As I sit at my computer, working on the next iteration of my software program, it hits me. "It" consists of the fundamental concept of what is and is not natural. 

Computers are not natural. Yet they are integral to every minute in my day, typing, staring, creating. 

It is the creating part that I like the most.  Creating things is the passion that drives me. It is what motivates me to sit through that which I do not enjoy, to get to do that which I enjoy. 

I enjoy creating.

But each year, the more unpleasant aspects of my life have become demanding of my attention and time.  Keeping up with the demands, has driven me physically to a point I can no longer manage. 

This is not me. This is not getting better. This is not manageable. 

Route correction is necessary.  So I analyze my life, going to the center and starting over. Not the proverbial "starting over"... rather the real one. The one that starts at the soul and moves outward.

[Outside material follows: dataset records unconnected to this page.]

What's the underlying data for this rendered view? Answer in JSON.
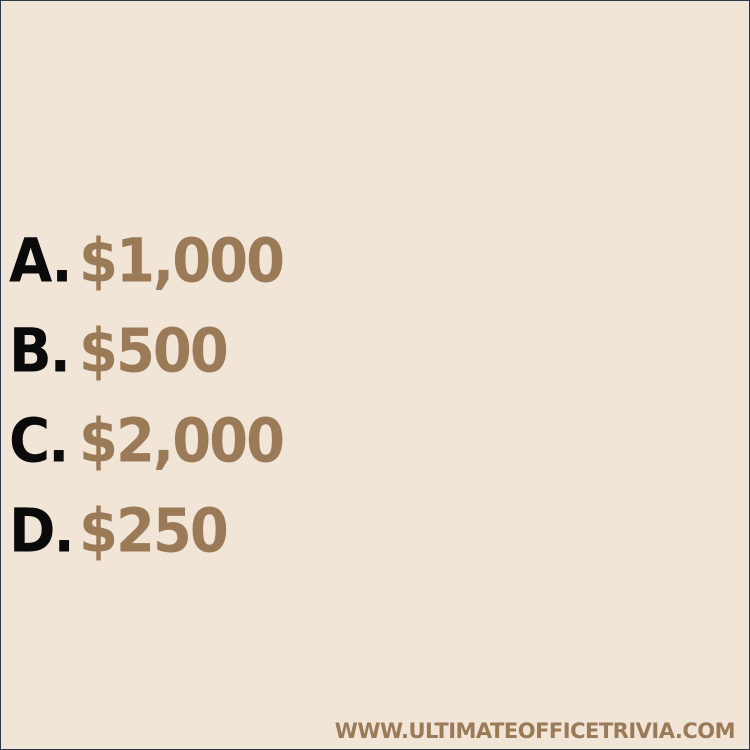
{
  "options": [
    {
      "letter": "A.",
      "value": "$1,000"
    },
    {
      "letter": "B.",
      "value": "$500"
    },
    {
      "letter": "C.",
      "value": "$2,000"
    },
    {
      "letter": "D.",
      "value": "$250"
    }
  ],
  "footer": {
    "url": "WWW.ULTIMATEOFFICETRIVIA.COM"
  },
  "colors": {
    "background": "#f0e5d6",
    "letter": "#0a0a0a",
    "accent": "#9b7a58"
  }
}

Copyright 2014 Yvonne Ramage. 

Saturday, May 11, 2013

material

We are all material in a spiritual world. How profound. How powerful. It is imperative to remember not to rely on our intellectual nature. We must balance and revere our spiritual side. To keep connected to the source. For it is the source that guides us.




Copyright 2014 Yvonne Ramage. 

Thursday, May 9, 2013

Hearing the music

Listening to music.  There is a indie folk song, on the radio.  It is a catchy song, at least it caught my ear.   When I listen, I hear the pieces and parts of the song.  Chord changes, instrumentation, mixing,  pace and dynamics.  Guess it is years of playing in orchestras and ensembles that gave me, afforded me, taught me, this perspective.

And in the music, I can faintly hear my ambition saying, " I could be on the radio.  I could do that!  It would be easy."  In some instances, I actually think I could do it better.  I catch myself, and quickly self-clarify, the idea of better doesn't exist in comparison to others.     

Then I question, "Is my music pleasing to more people than the guy on the radio?"  My gut says "yes".  My fan feedback says, "yes".  Plus I just LOVE playing music.  Something inside me exudes through my pores when I play.... sing.   I need it.

What I feel is undeniable.  What I see in terms of support and feedback to continue, (ie: money, recognition, more yes'es-than-no's) is minimal.    Why am I listening to this guy on the radio, and this guy is not listening to me?     Confidence?  marketing skills?  Naivete...simply thinking that I could produce a CD, then it would magically sell across the nation, playing on the radio, then finally making enough money to quit your day job  and focus solely, rather soul-ly, on music.

As a young girl, I never dreamed of my wedding day, being married or even having a husband.  But I can remember every detail of my dream of hearing my song on the radio, for the first time.  Every detail.